Beni görünce ilk bir şaşırdı sonra sevindi ama bir anda benim o halimi görünce yüzünü buruşturdu. "Asmin hoşgeld.. Asmin iyi misin sen " dedi kolumdan hafif tutarak . Doruk çok iyi birisiydi. Miraydan sonra bir kaç kez görüştük . Yanımda olup teselli verdiğini hatırlarım . "Çok iyi sayılmam aslında kapıdan girerken bile kuşkularım vardı ama gelebileceğim tek kişi sensin " dedim yüzüne bakamadan çaresizce. "Ne oldu Asmin anlat , gel içeri oturup konuşalım istersen " dedi eliyle içeriyi işaret ederek . "Yok " dedim ani bir şekilde " Bir soru sorup hemen gideceğim " dedim . Cevap vermesine fırsat vermeden " Doruk Yankı nerede lütfen söyle onu bulmam lazım " dedim daha da incelen ses tonumla. Ben bu soruyu sorunca Doruk kendini bir çekti bakışlarında bir öfke vardı . " O kadar şeye rağmen hala Yankı mı Asmin ? " dedi sesini yükselterek. Bu tepkiyi beklemiyordum gerçi çok bu konuyu actırmazdı bana . "Doruk bak dinl..." sözümü kesip : " Asmin madem duymak istiyorsun Yankı artık yok geçen gün kardeşini gördüm agabeyim artık gelmeyecek dedi bana o yüzden bunu bil ve ona göre karar ver , seni bir daha terketti işte Yankı bu her şeyden herkesten kaçar " dedi gayet net bir şekilde . Kalbim sıkıştı nefes alamadım. Ne demek artık gelmeyecekti nasıl olurdu giderdi ? Hiçbir şey demeden arkamı dönüp koştum. Doruk arkamdan geldi koştu ."Gelme Doruk git herkes gitsin herkes bıraksın beni "dedim koşarken ağlıyordum. Tekrar o sokağa geri döndüm . Gittiği yere baktım . Beklediğim yere baktım. Buradayım be adam dedim buradayım bekliyorum be ben hep bekliyorum dedim bağırarak hatta bağıra bağıra içime susarak. Bıraktığı kaldırıma oturdum . Tahmin edemiyorum ama saatlerce oturup bekledim .

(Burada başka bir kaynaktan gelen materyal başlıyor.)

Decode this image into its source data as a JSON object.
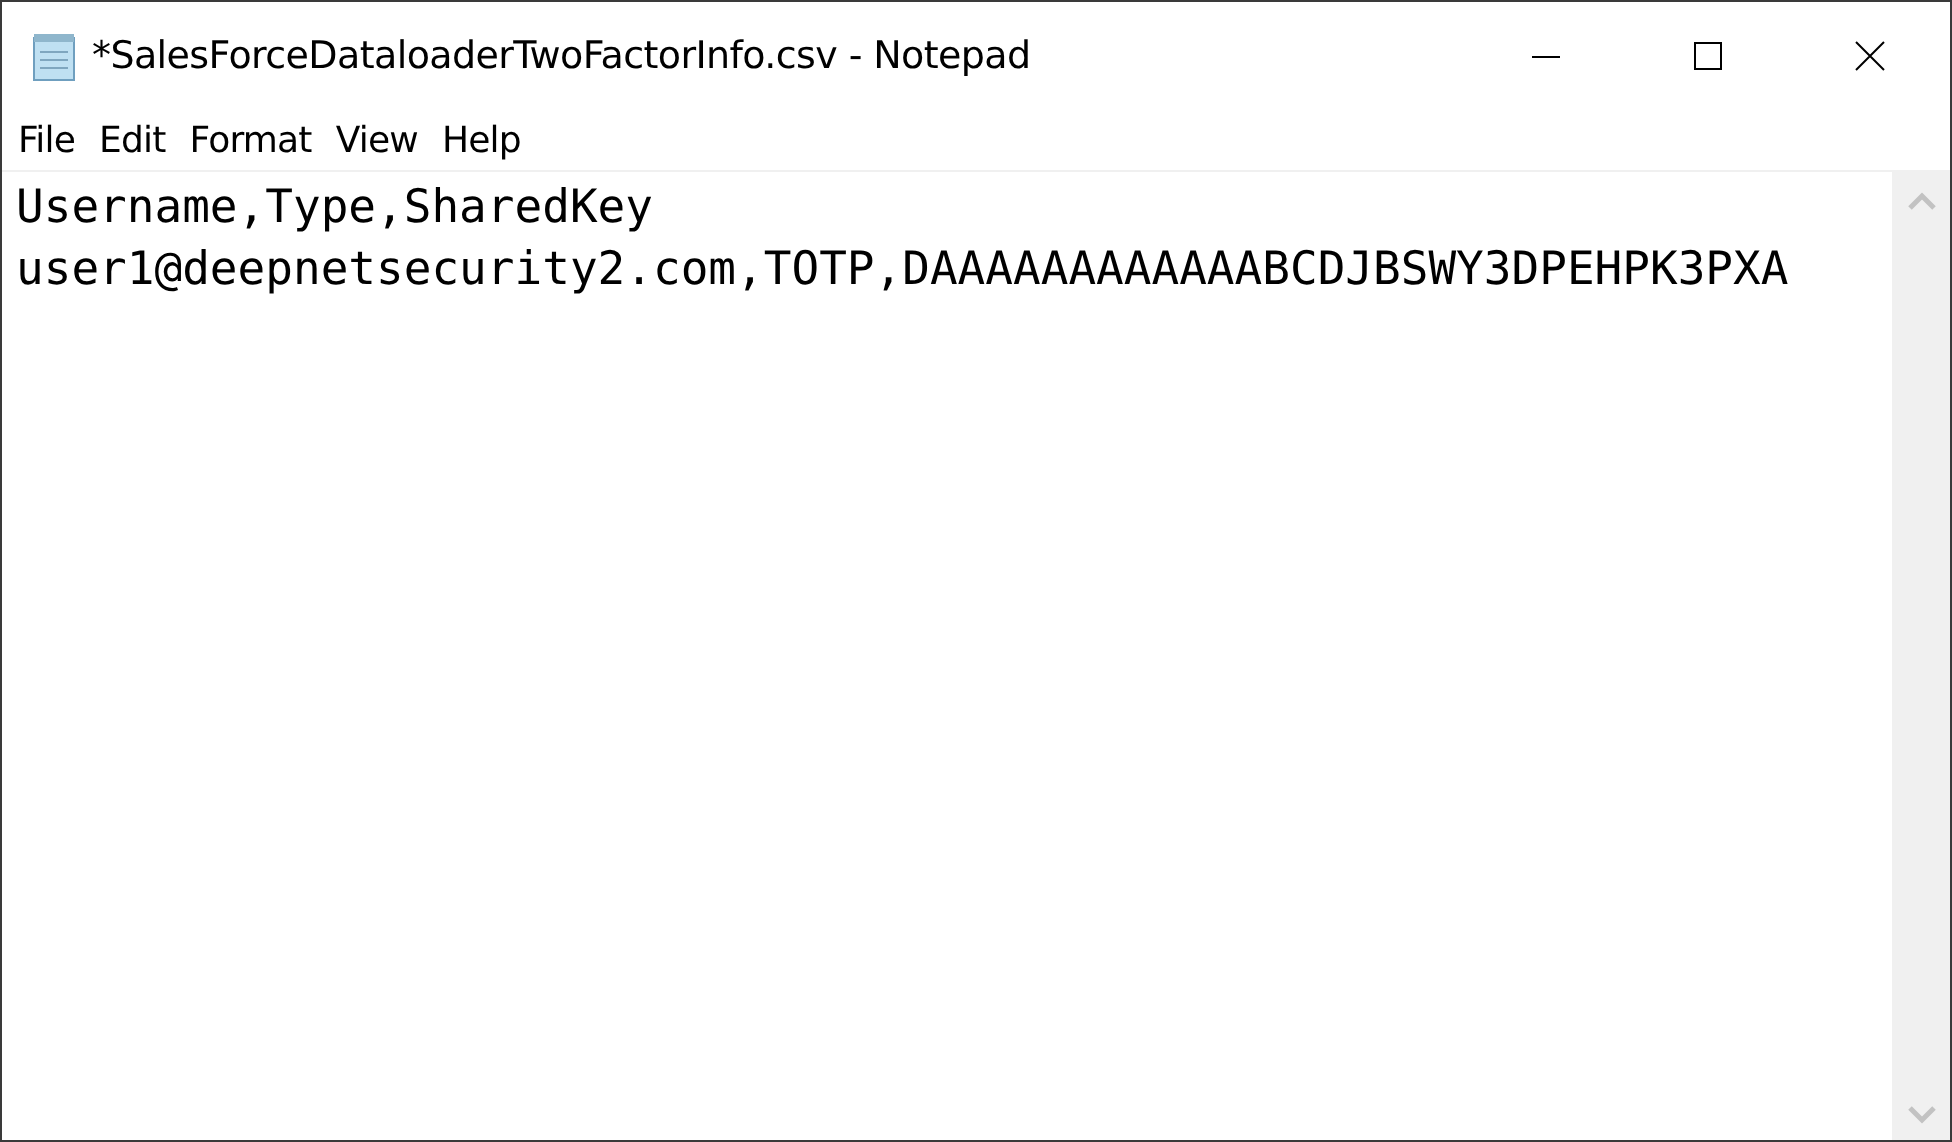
{
  "window": {
    "title": "*SalesForceDataloaderTwoFactorInfo.csv - Notepad"
  },
  "menu": [
    {
      "label": "File"
    },
    {
      "label": "Edit"
    },
    {
      "label": "Format"
    },
    {
      "label": "View"
    },
    {
      "label": "Help"
    }
  ],
  "editor": {
    "lines": [
      "Username,Type,SharedKey",
      "user1@deepnetsecurity2.com,TOTP,DAAAAAAAAAAAABCDJBSWY3DPEHPK3PXA"
    ]
  }
}
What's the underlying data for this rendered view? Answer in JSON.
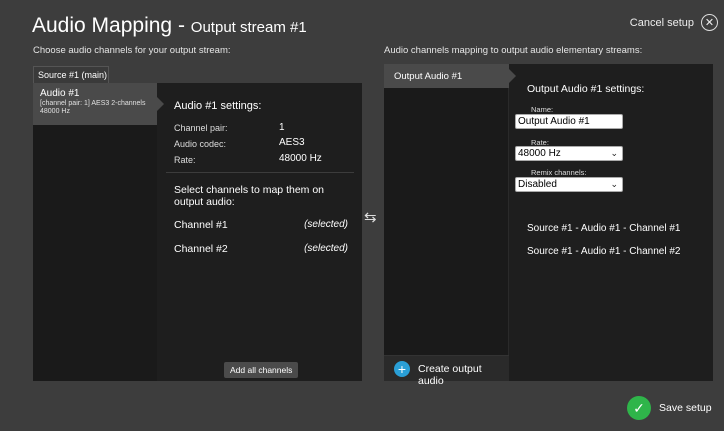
{
  "header": {
    "title": "Audio Mapping",
    "dash": "-",
    "subtitle": "Output stream #1",
    "cancel_label": "Cancel setup",
    "cancel_icon": "✕"
  },
  "left": {
    "caption": "Choose audio channels for your output stream:",
    "source_tab": "Source #1 (main)",
    "audio_item": {
      "title": "Audio #1",
      "detail": "[channel pair: 1] AES3 2-channels 48000 Hz"
    },
    "settings_title": "Audio #1 settings:",
    "settings": [
      {
        "label": "Channel pair:",
        "value": "1"
      },
      {
        "label": "Audio codec:",
        "value": "AES3"
      },
      {
        "label": "Rate:",
        "value": "48000 Hz"
      }
    ],
    "select_prompt": "Select channels to map them on output audio:",
    "channels": [
      {
        "name": "Channel #1",
        "status": "(selected)"
      },
      {
        "name": "Channel #2",
        "status": "(selected)"
      }
    ],
    "add_all_label": "Add all channels"
  },
  "swap_icon": "⇆",
  "right": {
    "caption": "Audio channels mapping to output audio elementary streams:",
    "output_tab": "Output Audio #1",
    "settings_title": "Output Audio #1 settings:",
    "name_label": "Name:",
    "name_value": "Output Audio #1",
    "rate_label": "Rate:",
    "rate_value": "48000 Hz",
    "remix_label": "Remix channels:",
    "remix_value": "Disabled",
    "mappings": [
      "Source #1 - Audio #1 - Channel #1",
      "Source #1 - Audio #1 - Channel #2"
    ],
    "create_label": "Create output audio",
    "create_icon": "+"
  },
  "footer": {
    "save_label": "Save setup",
    "save_icon": "✓"
  },
  "colors": {
    "accent_blue": "#2a9fd6",
    "save_green": "#2fb54a",
    "page_bg": "#3d3d3d",
    "panel_bg": "#1e1e1e"
  }
}
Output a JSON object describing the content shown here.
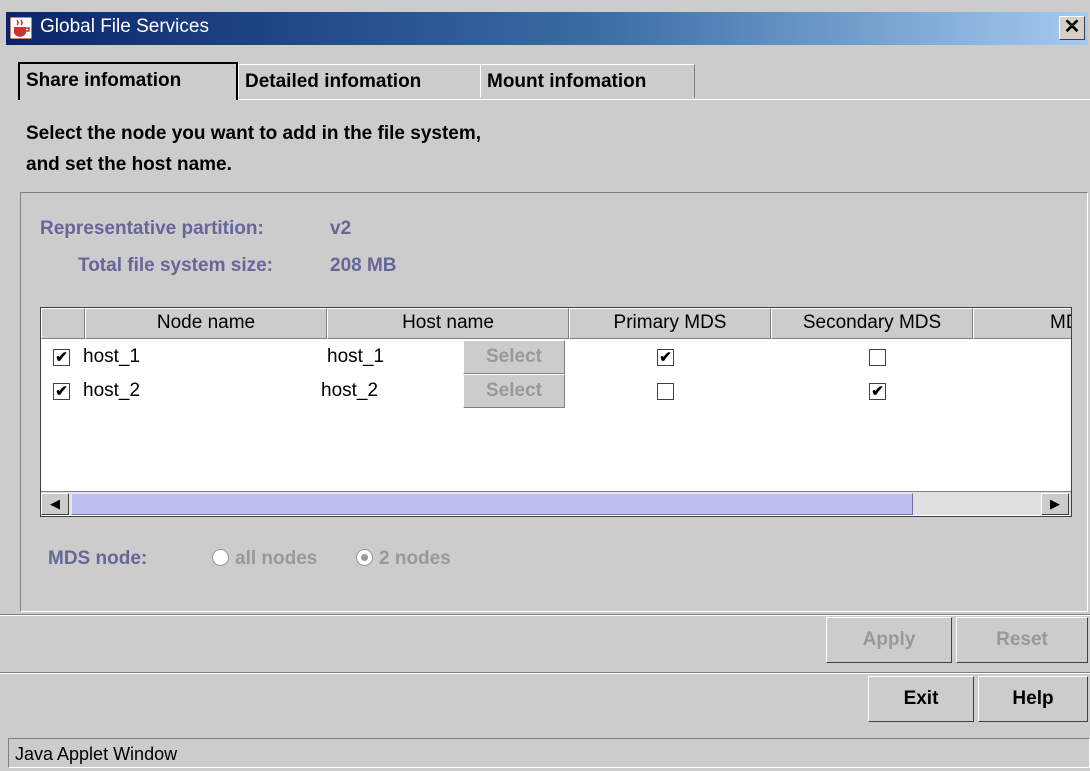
{
  "window": {
    "title": "Global File Services",
    "close_glyph": "✕",
    "icon": "java-cup-icon"
  },
  "tabs": [
    {
      "label": "Share infomation",
      "active": true
    },
    {
      "label": "Detailed infomation",
      "active": false
    },
    {
      "label": "Mount infomation",
      "active": false
    }
  ],
  "instructions": {
    "line1": "Select the node you want to add in the file system,",
    "line2": "and set the host name."
  },
  "info": {
    "partition_label": "Representative partition:",
    "partition_value": "v2",
    "size_label": "Total file system size:",
    "size_value": "208 MB"
  },
  "table": {
    "columns": [
      "",
      "Node name",
      "Host name",
      "Primary MDS",
      "Secondary MDS",
      "MD"
    ],
    "rows": [
      {
        "checked": "✔",
        "node": "host_1",
        "host": "host_1",
        "button": "Select",
        "primary": "✔",
        "secondary": ""
      },
      {
        "checked": "✔",
        "node": "host_2",
        "host": "host_2",
        "button": "Select",
        "primary": "",
        "secondary": "✔"
      }
    ]
  },
  "scrollbar": {
    "left_arrow": "◀",
    "right_arrow": "▶"
  },
  "mds": {
    "label": "MDS node:",
    "options": [
      {
        "label": "all nodes",
        "selected": false
      },
      {
        "label": "2 nodes",
        "selected": true
      }
    ]
  },
  "buttons": {
    "apply": "Apply",
    "reset": "Reset",
    "exit": "Exit",
    "help": "Help"
  },
  "status": "Java Applet Window"
}
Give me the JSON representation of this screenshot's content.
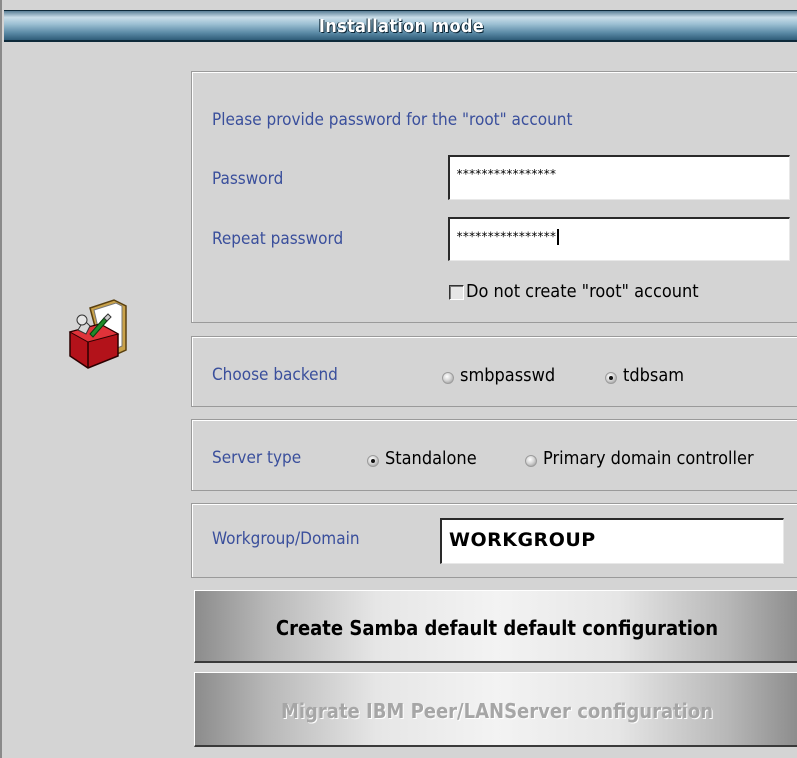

Gelmedi evet gelmedi demek ki gerçekten gitmişti bana daha hiçbir şey demeden beni cevapsız sorulara mahkum edip gitmişti . Saatlerce oturduğum yerden kalktım . Evin oradaki Akasya ağacının olduğu yere kendimi bıraktım . Dakikalarca kafamı yaslayıp oturdum yere . Gözlerimi kapatıp hayal ettim. İçime sığdıramadıgım her şeyi bu ağaca sığdırdım. Ağlamıyordum artık hissizdim. Tam rüyaya dalmak üzereyken bir sesle irkildim .
"Akasya agacını ya da bu ağacı çok seviyorsun anlaşılan. Sana artık Akasya diyelim " dedi dokunarak omzuma.
Kim olduğunu görmek için kafamı çevirdim.
ŞİMDİ OKUDUĞUN
İçimin Yankısı
Teen FictionKeşke diyorum sevseydin beni O zaman her şey hazır bizi beklerdi Sen gelmeyince yaşayamadıklarım da geleceğimi alıp gitti Tıpkı keşkelerim gibi . Yıllardır aşkını itiraf edemeyen Asmin'in adaletine mahkum kalan Yankı . Yolları yıllar sonra mahkemede...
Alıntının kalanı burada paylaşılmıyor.